И все же разрешения на въезд долго не было. Оно прибыло (да и то не сразу) лишь после того, как Бальзак ответил согласием на недвусмысленные намеки советника посольства. Хорошо, он напишет такую книгу. Хорошо. Эвелина в своих последних письмах уже не намекала, она писала открыто: после выходки Кюстина, поносившего в своем памфлете царя (она, вероятно, никогда не слыхала о фельетоне самого Бальзака), в России иностранцам не верят. И не без основании.
И вот фактическое разрешение на въезд в Россию лежало перед ним на столе. Теперь больше нет преград их встрече с Эвелиной. Теперь наконец все должно счастливо разрешиться. Он заберет ее в Париж. А может быть, лучше остаться в Верховне? Навсегда. Никогда не возвращаться сюда, в Париж, на улицу Фортюне, к старой Сене, к платановым аллеям Елисейских полей?!
Эта капризная мысль настолько поразила его своей нелепостью, что он, словно опомнившись, сердито ударил кулаком по столу и едва не крикнул: «Нет, назад в Париж, только в Париж!»
Как в сказке, возник перед глазами Франсуа с фраком в руках, и, увидев улыбающуюся жирную физиономию своего слуги, портрет Эвелины, залитый осенним солнцем, свой собственный бюст на консоли камина, он вдруг ощутил в себе силу переступить веление совести, как щербатый, сбитый порог.
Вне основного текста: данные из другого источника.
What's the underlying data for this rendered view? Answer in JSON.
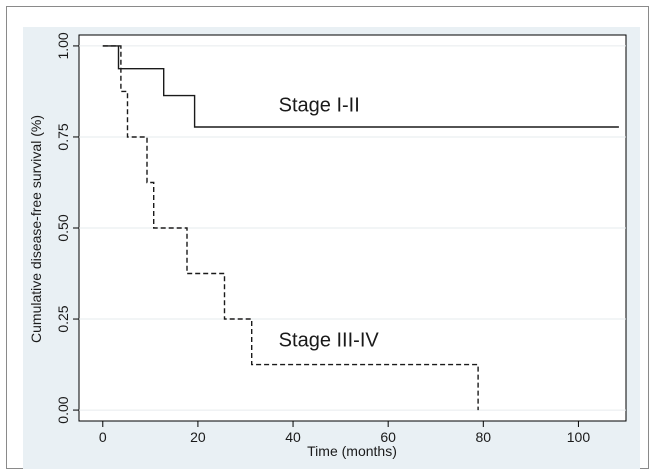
{
  "chart_data": {
    "type": "line",
    "title": "",
    "xlabel": "Time (months)",
    "ylabel": "Cumulative disease-free survival (%)",
    "xlim": [
      -5,
      110
    ],
    "ylim": [
      -0.03,
      1.03
    ],
    "x_ticks": [
      0,
      20,
      40,
      60,
      80,
      100
    ],
    "x_tick_labels": [
      "0",
      "20",
      "40",
      "60",
      "80",
      "100"
    ],
    "y_ticks": [
      0,
      0.25,
      0.5,
      0.75,
      1
    ],
    "y_tick_labels": [
      "0.00",
      "0.25",
      "0.50",
      "0.75",
      "1.00"
    ],
    "grid": "horizontal",
    "legend": "none",
    "series": [
      {
        "style": "solid",
        "color": "#1a1a1a",
        "x": [
          0,
          3.3,
          3.3,
          12.8,
          12.8,
          19.3,
          19.3,
          108.5
        ],
        "y": [
          1.0,
          1.0,
          0.9375,
          0.9375,
          0.8636,
          0.8636,
          0.7773,
          0.7773
        ]
      },
      {
        "style": "dashed",
        "color": "#1a1a1a",
        "x": [
          0,
          3.8,
          3.8,
          5.2,
          5.2,
          9.3,
          9.3,
          10.7,
          10.7,
          17.7,
          17.7,
          25.6,
          25.6,
          31.3,
          31.3,
          78.9,
          78.9
        ],
        "y": [
          1.0,
          1.0,
          0.875,
          0.875,
          0.75,
          0.75,
          0.625,
          0.625,
          0.5,
          0.5,
          0.375,
          0.375,
          0.25,
          0.25,
          0.125,
          0.125,
          0.0
        ]
      }
    ],
    "annotations": [
      {
        "text": "Stage I-II",
        "x": 45.5,
        "y": 0.82
      },
      {
        "text": "Stage III-IV",
        "x": 47.5,
        "y": 0.175
      }
    ]
  }
}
Это чувство не оставляло его, и когда он входил в просторные двери русского посольства.
Отступать было поздно.
Когда через полчаса Бальзак выходил из посольства с русской визой в кармане и садился в экипаж, и когда писал, быстро, привычными движениями набрасывая на бумагу слова, письмо к Эвелине, и когда помогал Франсуа набивать чемоданы тряпками — ибо как иначе назвать все эти жилеты, сюртуки, панталоны, ночные туфли, — и когда старательно, собственными руками, перевязывал шелковым шнурком рукописи, укладывал в замшевые футляры любимые перья, — мысль, что отступать поздно, жалила ему сердце и мозг.
…Потянулась дорога. Париж остался позади. Бальзак в последний раз оглянулся на него сквозь запыленное окно мальпоста и надолго распрощался с этим городом. Далеко позади осталась улица Фортюне, Франсуа, который безмолвно выслушал хозяйские распоряжения и только уронил слезу на новый жилет Бальзака. Позабыт плут Госслен и долговые квитанции в правом ящике письменного стола, и только не забывались, не исчезли из памяти, хотя он желал этого всем своим существом, безжалостные слова Гюго: «Ты боишься признаться самому себе в своем поражении».